How to get your novel food approved: Key takeaways
- Choose the right time to submit your approval
- Choose a regulator based on geography, priorities and approval timelines
- Ensure the regulator you choose is interested in your sector
- Ensure the dossier is detailed and leaves as little out as possible to reduce follow-up questions
- Keep a constant stream of communication with the regulator during the process
Gaining novel food regulatory approval is one of the main barriers behind getting many innovative foods, including cultivated meat and precision fermented products, to market.
The process takes time and requires care and attention to detail from both applicants and regulators.
But there are ways to increase the likelihood that your product will be approved, and the speed of approval time.
1. Pick the right time
Perhaps the hardest part of applying for regulatory approval is deciding when the right time is to do so, explained Andrew Janis, general counsel of cultivated meat company Vow, at Future Food-Tech London.
Deciding when a novel food “is good enough . . . is viable enough, that we can bring it through the process” is the biggest decision any applicant will make.
“It never feels ready,” he admits, but the decision must be made.
2. Choose your regulator carefully
There’s a lot of information gathering involved in the regulatory process, explains Vow’s Janis. Firstly, the company must choose the right regulatory authority.
“What does regulator A care about, what are they gonna focus on? What does regulator B, what does regulator C?”
As well as thinking about the concerns of the regulators themselves, companies must consider the geographies in which they’re located, balancing the potential length of the application process with the number of consumers they will be gaining access to.

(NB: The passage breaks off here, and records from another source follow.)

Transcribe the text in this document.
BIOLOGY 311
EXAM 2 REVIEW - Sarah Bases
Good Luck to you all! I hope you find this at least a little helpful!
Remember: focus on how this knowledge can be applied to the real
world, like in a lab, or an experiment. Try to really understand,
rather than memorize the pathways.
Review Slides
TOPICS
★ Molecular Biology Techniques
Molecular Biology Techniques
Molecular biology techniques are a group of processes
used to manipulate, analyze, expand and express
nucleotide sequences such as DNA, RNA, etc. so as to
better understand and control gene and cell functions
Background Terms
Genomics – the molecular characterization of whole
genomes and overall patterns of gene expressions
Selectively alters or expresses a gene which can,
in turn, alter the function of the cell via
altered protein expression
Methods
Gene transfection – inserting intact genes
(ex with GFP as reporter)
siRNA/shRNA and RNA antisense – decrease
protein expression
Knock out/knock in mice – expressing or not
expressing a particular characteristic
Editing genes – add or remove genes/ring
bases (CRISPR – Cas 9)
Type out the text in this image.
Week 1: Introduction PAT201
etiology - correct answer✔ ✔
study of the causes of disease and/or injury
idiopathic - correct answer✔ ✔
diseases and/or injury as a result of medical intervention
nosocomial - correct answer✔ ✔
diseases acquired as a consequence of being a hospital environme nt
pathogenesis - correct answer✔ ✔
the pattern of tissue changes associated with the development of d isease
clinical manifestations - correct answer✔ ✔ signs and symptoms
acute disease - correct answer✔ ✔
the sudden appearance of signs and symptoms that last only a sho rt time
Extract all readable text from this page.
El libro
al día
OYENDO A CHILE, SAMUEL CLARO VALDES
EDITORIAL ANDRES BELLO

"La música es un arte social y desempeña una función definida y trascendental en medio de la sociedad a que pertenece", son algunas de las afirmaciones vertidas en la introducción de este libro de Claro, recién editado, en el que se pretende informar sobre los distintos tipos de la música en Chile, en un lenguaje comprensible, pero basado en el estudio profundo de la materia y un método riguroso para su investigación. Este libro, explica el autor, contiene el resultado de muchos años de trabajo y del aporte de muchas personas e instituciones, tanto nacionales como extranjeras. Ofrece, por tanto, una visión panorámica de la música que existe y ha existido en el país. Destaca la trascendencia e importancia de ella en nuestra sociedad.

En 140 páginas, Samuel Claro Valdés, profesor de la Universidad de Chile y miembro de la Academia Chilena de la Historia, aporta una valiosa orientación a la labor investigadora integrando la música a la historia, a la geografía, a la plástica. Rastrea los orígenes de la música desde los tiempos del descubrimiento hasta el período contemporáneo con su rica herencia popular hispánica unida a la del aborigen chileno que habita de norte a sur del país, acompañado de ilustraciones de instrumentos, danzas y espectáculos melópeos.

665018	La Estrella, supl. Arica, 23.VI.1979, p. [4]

3. Look for signals of interest
While all markets have the potential to change, you should be sure that there is interest in the sector in which you’re applying from the regulator itself.
“If you’re interested in a country that has never mentioned cultivated meat before, has a regulator that doesn’t seem to care about it, if you just show up and put a 400 page dossier in their basket, it’s probably going to sit there for many years and not get a lot of love,” Vow’s Janis pointed out.
In Vow’s experience, some regulators are more hands-on than others, reading documents and providing direct advice.
4. Ensure your dossier is as detailed as possible
The application dossier will be the regulator’s main source of information about a product.
The more the regulator has to go back and ask for more information, the more the process will be delayed, pointed out Thomas Vincent, deputy director of innovation at the UK’s Food Standards Agency (FSA) at Future Food-Tech.
While the FSA releases guidance for new applicants, it is often difficult to match this to truly new sectors.
However, in order to make the process easier for applicants, the FSA has released a guidance hub, which will collect its guidance by sector.
5. Respond quickly to requests for information
During the approval process, the regulator will often request more information about the product being examined.
Responding quickly to these requests will likely help the process go smoother, explains Janis. In short, it’s better to over communicate than under communicate.
In Vow’s case, it would respond within the day, suggesting solutions to the problems identified by the regulator as quickly as possible.
“By pushing and telling the regulator where you are very quickly”, you’ll avoid a situation where, for a month, “you’ve been doing something that’s not fit for purpose.”
Rather than just wait, he said, take ownership.